In what it concerns me I went further with using the COUNTIF function and recorded also the first administrative units from each country. This may be useful for those collectors who aim, for example, at collecting at least one sand from each administrative unit in the world. The problems may arise from the way how some regions and provinces are spelled out (especially in languages using diacritics). My solution for this is to use unique two-letter codes for both country and region (here I would highly recommend the www.statoids.com website).

The results look like in the image above, with countries and their subdivisions organized alphabetically on columns. I put all the info on a separate tab within the same worksheet for very quick access to the data and I created separate tab only for countries in case that I need an even faster response. All basic data are on tab ‘Sand Atlas’ and, if you select a very wide range (in my case A1:A100000), any new entry will be automatically added to the statistics so you don’t need to worry about anything. This method allows me to know just with a quick glance that among Spanish provinces, for example, 30 sands are from Canary Islands (ES-CN code) or 12 from Andalusia (ES-CN), but none from Aragon, Navarra, Ceuta etc.
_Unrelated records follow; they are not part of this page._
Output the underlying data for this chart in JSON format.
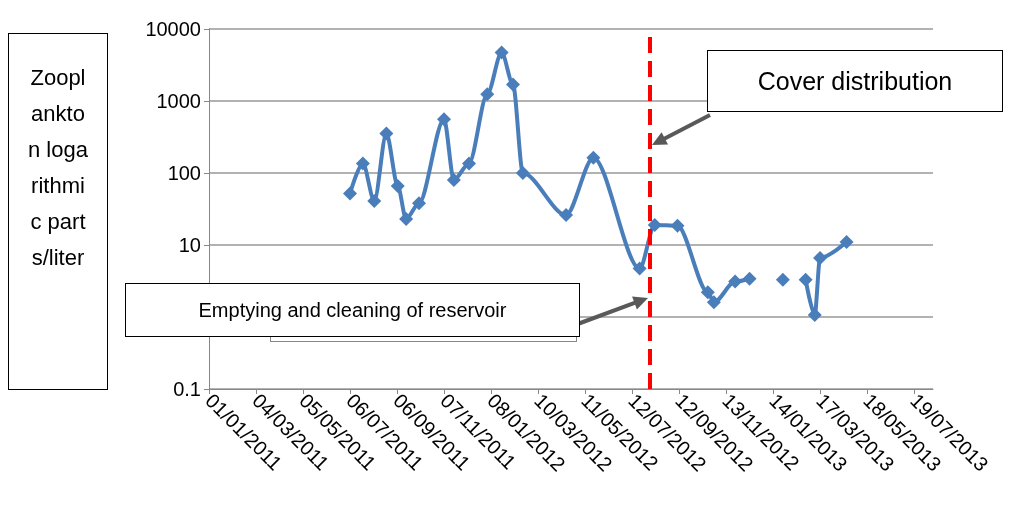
{
  "chart_data": {
    "type": "line",
    "ylabel": "Zooplankton logarithmic parts/liter",
    "x": [
      "2011-07-06",
      "2011-07-23",
      "2011-08-07",
      "2011-08-23",
      "2011-09-07",
      "2011-09-18",
      "2011-10-05",
      "2011-11-07",
      "2011-11-20",
      "2011-12-10",
      "2012-01-03",
      "2012-01-22",
      "2012-02-06",
      "2012-02-19",
      "2012-04-16",
      "2012-05-22",
      "2012-07-22",
      "2012-08-11",
      "2012-09-10",
      "2012-10-20",
      "2012-10-28",
      "2012-11-25",
      "2012-12-14",
      "2013-01-05",
      "2013-01-27",
      "2013-02-10",
      "2013-02-26",
      "2013-03-10",
      "2013-03-17",
      "2013-04-21"
    ],
    "series": [
      {
        "color": "#4a7ebb",
        "values": [
          52,
          136,
          41,
          355,
          66,
          23,
          38,
          560,
          80,
          136,
          1240,
          4700,
          1700,
          100,
          26,
          163,
          4.7,
          19,
          18.5,
          2.2,
          1.6,
          3.1,
          3.4,
          null,
          3.3,
          null,
          3.3,
          1.07,
          6.6,
          11
        ]
      }
    ],
    "log": "y",
    "xlim": [
      "2011-01-01",
      "2013-08-13"
    ],
    "ylim": [
      0.1,
      10000
    ],
    "xticks": [
      {
        "value": "2011-01-01",
        "label": "01/01/2011"
      },
      {
        "value": "2011-03-04",
        "label": "04/03/2011"
      },
      {
        "value": "2011-05-05",
        "label": "05/05/2011"
      },
      {
        "value": "2011-07-06",
        "label": "06/07/2011"
      },
      {
        "value": "2011-09-06",
        "label": "06/09/2011"
      },
      {
        "value": "2011-11-07",
        "label": "07/11/2011"
      },
      {
        "value": "2012-01-08",
        "label": "08/01/2012"
      },
      {
        "value": "2012-03-10",
        "label": "10/03/2012"
      },
      {
        "value": "2012-05-11",
        "label": "11/05/2012"
      },
      {
        "value": "2012-07-12",
        "label": "12/07/2012"
      },
      {
        "value": "2012-09-12",
        "label": "12/09/2012"
      },
      {
        "value": "2012-11-13",
        "label": "13/11/2012"
      },
      {
        "value": "2013-01-14",
        "label": "14/01/2013"
      },
      {
        "value": "2013-03-17",
        "label": "17/03/2013"
      },
      {
        "value": "2013-05-18",
        "label": "18/05/2013"
      },
      {
        "value": "2013-07-19",
        "label": "19/07/2013"
      }
    ],
    "yticks": [
      0.1,
      {
        "value": 1,
        "label": null
      },
      10,
      100,
      1000,
      10000
    ],
    "grid": "y",
    "marker": "diamond",
    "line_style": "solid",
    "ref_lines": [
      {
        "axis": "x",
        "value": "2012-08-04",
        "color": "#ff0000",
        "line_style": "dashed"
      }
    ],
    "annotations": [
      "Cover distribution",
      "Emptying and cleaning of reservoir"
    ]
  }
}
PS: For fellow collectors using MS Excel in German language, the function corresponding to COUNTIF( ) is ZÄHLENWENN( ).

Through the sandglass

15-May-2011

Last weekend the Sand Atlas has been featured in the Through the sandglass website, the great informative blog of Michael Welland. I consider Michael a living encyclopedia in everything related to sand, his great book Sand – A never-ending story being an amazing journey “from individual grains to desert dunes, from the bottom of the sea to the landscapes of Mars, and from billions of years in the past to the future”.

Through the sandglass
The logo of Michael’s website

Michael has also used several images of my Bali sands: Cucukan beach (volcanic sand), Klotok beach (high magnetite content), Sanur beach (biogenic sand made of foraminifera) and Legian beach. Thank you for your kind words about my website, Michael!

For sand collectors, Hawaii is perhaps one of the most exciting state in the US. Green olivine sand is already famous for its beauty but also for the stories with annoyed spirits who protect the islands from bad mannered tourists. The second largest Hawaiian islands is Maui, a lovely piece of heaven of volcanic origin. The volcanism in the area has been so strong and dense over the millennia that lava coming from two neighbour volcanoes (one on the western side and one on the east) overlapped each other and formed a so-called volcanic doublet. The merged lava gave birth to an iron-reach rock and, due to repeated tidal and aeolian erosion, this rock further turned into a beautiful reddish sand.

U.S.A. – Hawaii – Maui island, Hana Bay, north point, Ka’uiki head

The sample no 2204 US-HI from my Sand Atlas collection comes from Hana Bay on the far eastern side of the Maui island. Lava eroded from the volcano’s top was sprayed into the air. When meeting the strong winds coming from the ocean, the lava accumulated on the shores formed a small mountainous summit called also Ka’uiki Hill. The sand in the image above comes from there and, multiplied several times (width of the image is about 8 mm), it shows the amazing complexity of each and every sand grain.